Support When credit unions participate in information sharing groups, they hear about attacks and mitigation tactics before the general public.
Credit unions can raise member consciousness with online, ATM, and in-branch messaging that underscores the importance of reporting fraud now rather than later. According to Buzzard, Think before you click messages encourage safer online behavior and If you see something, say something messages encourage members to report unusual transactions immediately.
It’s worth the effort to educate members and employees alike about the threats, but even that has its limits. McCalman says she knows of some credit unions that do things like deposit $5 into the savings accounts of members who complete a training on the credit unions’ website; however, it’s not easy to gauge what they actually take away.
You can’t conduct phishing tests on your members, says the FS-ISAC manager.
Let’s Work Together
Buzzard and the fraud-fighting gurus at other major payments processors in the credit union space recommend credit unions come to them to partner on preparing for the holiday season.
That includes working together to ensure the processing system rules for flagging transactions are updated, ideally with analytics that leverage big data concepts that Kraus at FIS says can help more intelligently increase fraud detection rates while reducing potential false positive transaction declines.
Heather McCalman, Credit Union Council Manager, FS-ISAC
Kraus also advises working with industry partners to identify trends and potential compromises as quickly as possible.
Credit unions openly sharing their experiences with one another can also be very helpful, he says. When it comes to stopping financial crime, we can all learn from one another’s past successes and missed opportunities.
Beyond the payments ecosystem, it’s also important for credit unions to protect their brand integrity online.
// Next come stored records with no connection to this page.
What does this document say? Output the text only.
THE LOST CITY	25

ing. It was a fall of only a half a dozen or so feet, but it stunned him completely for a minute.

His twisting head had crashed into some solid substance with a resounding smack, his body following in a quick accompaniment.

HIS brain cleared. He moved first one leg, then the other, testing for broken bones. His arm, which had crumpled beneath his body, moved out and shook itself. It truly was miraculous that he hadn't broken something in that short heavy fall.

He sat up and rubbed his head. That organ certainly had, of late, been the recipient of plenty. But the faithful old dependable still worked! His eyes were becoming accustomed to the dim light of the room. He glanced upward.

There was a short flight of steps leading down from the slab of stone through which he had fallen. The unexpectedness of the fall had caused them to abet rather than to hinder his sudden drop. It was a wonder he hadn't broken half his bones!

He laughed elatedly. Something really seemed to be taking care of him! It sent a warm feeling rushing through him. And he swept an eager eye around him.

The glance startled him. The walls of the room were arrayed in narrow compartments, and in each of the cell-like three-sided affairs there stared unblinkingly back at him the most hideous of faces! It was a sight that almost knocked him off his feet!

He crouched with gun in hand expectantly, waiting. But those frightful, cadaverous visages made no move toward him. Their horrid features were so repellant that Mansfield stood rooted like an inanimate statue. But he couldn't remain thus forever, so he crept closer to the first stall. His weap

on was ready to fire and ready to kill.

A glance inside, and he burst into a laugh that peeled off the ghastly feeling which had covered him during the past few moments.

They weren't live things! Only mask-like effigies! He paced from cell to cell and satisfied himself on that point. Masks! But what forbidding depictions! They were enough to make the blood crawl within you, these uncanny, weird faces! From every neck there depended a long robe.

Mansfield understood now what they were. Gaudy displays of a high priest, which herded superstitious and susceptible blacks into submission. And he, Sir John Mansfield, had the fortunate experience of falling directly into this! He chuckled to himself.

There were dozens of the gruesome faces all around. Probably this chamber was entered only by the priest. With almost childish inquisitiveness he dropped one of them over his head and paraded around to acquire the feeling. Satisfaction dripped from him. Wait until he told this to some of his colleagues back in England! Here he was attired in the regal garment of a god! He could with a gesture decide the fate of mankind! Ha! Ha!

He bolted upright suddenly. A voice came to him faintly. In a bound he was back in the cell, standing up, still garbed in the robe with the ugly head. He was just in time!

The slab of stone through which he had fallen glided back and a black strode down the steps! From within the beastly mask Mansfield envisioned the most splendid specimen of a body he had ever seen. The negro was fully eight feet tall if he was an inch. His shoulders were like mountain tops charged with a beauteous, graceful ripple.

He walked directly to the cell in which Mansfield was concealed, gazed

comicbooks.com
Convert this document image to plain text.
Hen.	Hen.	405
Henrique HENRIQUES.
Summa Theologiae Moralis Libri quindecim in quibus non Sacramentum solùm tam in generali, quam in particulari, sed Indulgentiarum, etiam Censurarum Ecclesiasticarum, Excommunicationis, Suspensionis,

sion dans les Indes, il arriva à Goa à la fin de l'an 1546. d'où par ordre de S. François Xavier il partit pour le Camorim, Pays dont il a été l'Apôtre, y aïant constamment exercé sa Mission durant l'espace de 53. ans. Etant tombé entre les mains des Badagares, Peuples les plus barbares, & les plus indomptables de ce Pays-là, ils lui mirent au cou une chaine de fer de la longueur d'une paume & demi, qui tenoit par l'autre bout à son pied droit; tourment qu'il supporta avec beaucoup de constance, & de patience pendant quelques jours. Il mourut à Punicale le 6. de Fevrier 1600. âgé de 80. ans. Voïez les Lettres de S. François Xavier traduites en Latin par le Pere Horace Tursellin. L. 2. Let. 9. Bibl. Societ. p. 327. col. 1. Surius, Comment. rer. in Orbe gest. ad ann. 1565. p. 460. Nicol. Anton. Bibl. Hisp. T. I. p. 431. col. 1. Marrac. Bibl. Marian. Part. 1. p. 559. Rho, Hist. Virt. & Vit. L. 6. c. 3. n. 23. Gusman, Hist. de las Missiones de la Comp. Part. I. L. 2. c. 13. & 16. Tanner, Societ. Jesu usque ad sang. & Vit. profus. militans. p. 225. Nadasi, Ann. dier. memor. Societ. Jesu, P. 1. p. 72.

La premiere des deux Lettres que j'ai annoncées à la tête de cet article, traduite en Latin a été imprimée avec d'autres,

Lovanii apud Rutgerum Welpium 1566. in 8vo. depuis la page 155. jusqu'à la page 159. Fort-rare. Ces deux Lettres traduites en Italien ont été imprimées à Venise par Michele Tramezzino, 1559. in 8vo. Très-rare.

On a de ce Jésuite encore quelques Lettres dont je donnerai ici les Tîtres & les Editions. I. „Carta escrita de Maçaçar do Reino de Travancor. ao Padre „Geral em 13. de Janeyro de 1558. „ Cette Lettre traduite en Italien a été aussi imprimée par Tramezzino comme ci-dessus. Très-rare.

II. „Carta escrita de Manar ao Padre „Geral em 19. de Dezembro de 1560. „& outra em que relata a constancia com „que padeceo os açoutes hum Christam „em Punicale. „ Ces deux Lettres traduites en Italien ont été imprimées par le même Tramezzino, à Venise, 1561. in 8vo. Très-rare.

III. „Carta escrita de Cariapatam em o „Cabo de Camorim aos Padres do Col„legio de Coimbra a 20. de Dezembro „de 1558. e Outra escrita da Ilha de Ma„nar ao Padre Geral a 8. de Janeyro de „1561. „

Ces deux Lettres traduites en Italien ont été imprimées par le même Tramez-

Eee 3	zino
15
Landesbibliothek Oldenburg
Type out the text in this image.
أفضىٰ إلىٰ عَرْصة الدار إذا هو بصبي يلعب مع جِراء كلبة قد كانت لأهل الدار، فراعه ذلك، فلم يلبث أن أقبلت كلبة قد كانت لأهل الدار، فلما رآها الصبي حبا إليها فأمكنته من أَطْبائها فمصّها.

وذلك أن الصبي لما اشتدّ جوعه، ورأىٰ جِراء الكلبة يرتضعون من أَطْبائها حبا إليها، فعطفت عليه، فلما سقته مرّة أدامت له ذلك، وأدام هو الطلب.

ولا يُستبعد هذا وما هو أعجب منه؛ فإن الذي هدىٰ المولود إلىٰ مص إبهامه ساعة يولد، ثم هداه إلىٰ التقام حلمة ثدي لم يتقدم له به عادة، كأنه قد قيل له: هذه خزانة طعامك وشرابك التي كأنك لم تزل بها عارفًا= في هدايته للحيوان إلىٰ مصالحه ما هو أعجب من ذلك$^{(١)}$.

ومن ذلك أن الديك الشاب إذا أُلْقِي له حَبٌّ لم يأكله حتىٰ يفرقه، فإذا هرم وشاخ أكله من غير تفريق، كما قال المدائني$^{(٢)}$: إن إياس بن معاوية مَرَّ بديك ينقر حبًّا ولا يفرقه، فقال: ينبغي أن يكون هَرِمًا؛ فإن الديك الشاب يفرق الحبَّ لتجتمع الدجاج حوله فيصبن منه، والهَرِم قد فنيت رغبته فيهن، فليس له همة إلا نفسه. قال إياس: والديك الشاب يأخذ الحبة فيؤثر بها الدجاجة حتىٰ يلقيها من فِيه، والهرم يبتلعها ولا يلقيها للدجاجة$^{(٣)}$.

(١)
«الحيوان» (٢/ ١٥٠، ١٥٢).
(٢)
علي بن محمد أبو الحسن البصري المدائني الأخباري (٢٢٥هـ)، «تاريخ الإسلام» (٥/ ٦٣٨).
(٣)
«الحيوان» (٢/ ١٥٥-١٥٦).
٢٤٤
Be vigilant in monitoring your social media presence and your online domain for potential spoofing and brand impersonation.
For members, credit unions should send transaction and account change alerts and consider apps that allow members to turn cards on and off. They should also be vigilant where a member might not have enough information to be.
There are a bevy of things to look for, such as massive batches of pre-authorizations from the same retailer for identical or nearly identical amounts, Buzzard at Co-p says. Sometimes this is large-batch card testing that usually results in card fraud later.
The CO-OP fraud specialist also says tracking increased call center activity can help detect if fraud actors are taking advantage of busy holiday periods to try to request new cards, PINs, and addresses.
This is their opportunity to hide in plain sight and take advantage of higher transaction and call volumes, he says.